Artista recria cenas de filmes com fita adesiva

O sonho, desde os primórdios, se apresenta como uma espécie de ideal supremo... Exerce um papel funcional na vida das pessoas, sendo o principal fenômeno entusiasta para fomentar um conjunto de ações em cada indivíduo. E esse mesmo sonho, só pode se expressar no instante em que se atinge uma condição maior, definida como paixão.
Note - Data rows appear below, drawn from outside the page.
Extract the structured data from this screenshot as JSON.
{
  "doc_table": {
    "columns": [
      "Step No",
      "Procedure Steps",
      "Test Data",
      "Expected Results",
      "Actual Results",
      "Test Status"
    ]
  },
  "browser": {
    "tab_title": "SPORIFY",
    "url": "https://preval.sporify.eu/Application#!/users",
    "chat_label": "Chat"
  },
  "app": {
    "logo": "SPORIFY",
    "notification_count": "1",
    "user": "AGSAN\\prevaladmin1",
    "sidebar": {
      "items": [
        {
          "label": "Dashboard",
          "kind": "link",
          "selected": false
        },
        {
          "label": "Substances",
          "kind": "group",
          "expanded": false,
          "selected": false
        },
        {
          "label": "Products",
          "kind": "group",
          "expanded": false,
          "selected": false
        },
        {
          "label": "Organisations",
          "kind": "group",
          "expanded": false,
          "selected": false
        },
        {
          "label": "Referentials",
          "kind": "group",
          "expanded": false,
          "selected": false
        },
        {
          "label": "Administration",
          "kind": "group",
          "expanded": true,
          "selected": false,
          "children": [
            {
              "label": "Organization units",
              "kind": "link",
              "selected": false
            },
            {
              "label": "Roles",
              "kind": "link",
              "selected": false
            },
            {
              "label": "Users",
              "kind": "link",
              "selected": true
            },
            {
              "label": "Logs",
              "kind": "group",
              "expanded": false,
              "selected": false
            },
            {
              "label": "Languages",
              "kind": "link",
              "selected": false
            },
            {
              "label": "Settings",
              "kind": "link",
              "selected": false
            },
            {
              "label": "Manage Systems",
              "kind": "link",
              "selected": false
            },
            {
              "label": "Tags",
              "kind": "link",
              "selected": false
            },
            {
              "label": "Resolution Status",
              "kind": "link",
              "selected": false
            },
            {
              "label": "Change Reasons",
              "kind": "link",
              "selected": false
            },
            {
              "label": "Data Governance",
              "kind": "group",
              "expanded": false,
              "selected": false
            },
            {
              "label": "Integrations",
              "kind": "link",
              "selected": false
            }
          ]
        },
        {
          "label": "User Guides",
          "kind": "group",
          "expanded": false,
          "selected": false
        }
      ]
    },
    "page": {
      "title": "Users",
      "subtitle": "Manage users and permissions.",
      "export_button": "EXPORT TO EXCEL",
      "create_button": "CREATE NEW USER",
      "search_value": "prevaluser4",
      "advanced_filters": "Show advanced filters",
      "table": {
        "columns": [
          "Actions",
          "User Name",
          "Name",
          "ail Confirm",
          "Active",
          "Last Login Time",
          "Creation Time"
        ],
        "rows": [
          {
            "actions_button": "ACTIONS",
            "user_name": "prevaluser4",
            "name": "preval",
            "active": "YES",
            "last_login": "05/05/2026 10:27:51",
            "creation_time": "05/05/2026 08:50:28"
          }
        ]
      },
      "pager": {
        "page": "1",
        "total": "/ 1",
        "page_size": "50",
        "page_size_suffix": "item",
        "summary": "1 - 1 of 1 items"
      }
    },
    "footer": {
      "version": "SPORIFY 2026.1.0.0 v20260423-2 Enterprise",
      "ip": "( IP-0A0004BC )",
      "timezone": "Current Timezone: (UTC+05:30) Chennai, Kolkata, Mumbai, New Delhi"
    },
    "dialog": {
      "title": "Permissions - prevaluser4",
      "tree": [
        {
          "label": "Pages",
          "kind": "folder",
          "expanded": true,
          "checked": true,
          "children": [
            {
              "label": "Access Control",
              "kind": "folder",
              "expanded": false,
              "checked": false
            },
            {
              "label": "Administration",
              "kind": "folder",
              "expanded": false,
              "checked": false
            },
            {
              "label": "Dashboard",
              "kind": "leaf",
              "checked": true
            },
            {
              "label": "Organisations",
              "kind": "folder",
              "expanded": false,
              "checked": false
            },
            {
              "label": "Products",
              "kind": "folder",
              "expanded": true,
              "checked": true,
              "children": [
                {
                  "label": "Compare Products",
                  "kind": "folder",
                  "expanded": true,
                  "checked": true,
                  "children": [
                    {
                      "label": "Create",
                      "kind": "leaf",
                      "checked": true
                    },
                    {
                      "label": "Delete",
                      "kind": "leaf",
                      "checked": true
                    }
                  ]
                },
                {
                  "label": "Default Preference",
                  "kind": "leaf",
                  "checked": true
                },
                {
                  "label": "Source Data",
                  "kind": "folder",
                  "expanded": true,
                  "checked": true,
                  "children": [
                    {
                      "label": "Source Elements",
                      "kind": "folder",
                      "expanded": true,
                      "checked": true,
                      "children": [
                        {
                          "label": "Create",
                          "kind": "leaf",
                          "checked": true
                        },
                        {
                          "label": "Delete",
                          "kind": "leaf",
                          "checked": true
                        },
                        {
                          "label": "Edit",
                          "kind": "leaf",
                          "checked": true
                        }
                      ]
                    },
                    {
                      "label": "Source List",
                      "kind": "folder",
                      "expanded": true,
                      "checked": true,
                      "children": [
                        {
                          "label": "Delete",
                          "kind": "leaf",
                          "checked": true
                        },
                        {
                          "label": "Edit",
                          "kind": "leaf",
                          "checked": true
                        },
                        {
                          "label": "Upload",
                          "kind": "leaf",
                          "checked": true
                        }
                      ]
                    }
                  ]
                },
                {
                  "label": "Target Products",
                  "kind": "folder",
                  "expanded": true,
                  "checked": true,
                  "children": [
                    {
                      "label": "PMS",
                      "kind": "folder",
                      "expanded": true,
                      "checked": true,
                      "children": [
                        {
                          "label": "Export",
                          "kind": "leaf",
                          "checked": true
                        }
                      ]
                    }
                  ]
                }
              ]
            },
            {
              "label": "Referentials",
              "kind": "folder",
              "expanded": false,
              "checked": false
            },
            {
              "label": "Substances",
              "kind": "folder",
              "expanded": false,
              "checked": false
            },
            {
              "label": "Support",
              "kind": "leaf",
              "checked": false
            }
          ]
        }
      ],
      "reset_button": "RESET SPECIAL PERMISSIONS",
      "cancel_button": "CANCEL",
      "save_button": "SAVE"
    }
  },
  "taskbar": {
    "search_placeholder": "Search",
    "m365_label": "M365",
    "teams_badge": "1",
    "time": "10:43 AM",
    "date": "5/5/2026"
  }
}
Portanto, o que dizer, quando é possível fundir o desejo, aquela atividade profissional praticada diariamente?

Essa foi à grande cartada do artista ucraniano Mark Khaisman, de 51 anos, que encontrou uma forma de unir seu trabalho a sua dedicação pela sétima arte... A amostra é criativa e se baseia em recriar cenas de seus filmes prediletos, o que seria bastante comum, se não o fizesse apenas se utilizando de fita adesiva.

Quando se descreve o processo, até parece fácil. O segredo é sobrepor os pedaços do material, e depois seguir aplicando sobre um painel iluminado, recriando assim os efeitos de luz e sombra presentes em cada cena.

Khaisman, que é radicado na Filadélfia, nos Estados Unidos, durante a confecção de um trabalho, chega a usar mais de cem metros de fita e passa em média uma semana para finalizar todo quadro.

Clássicos do cinema e filmes de suspense são os seus favoritos, mas ele também faz retratos de pessoas e objetos com o mesmo material. Cada obra sua é vendida por aproximadamente US$ 10 mil. Será se vale a pena? A resposta segue logo abaixo...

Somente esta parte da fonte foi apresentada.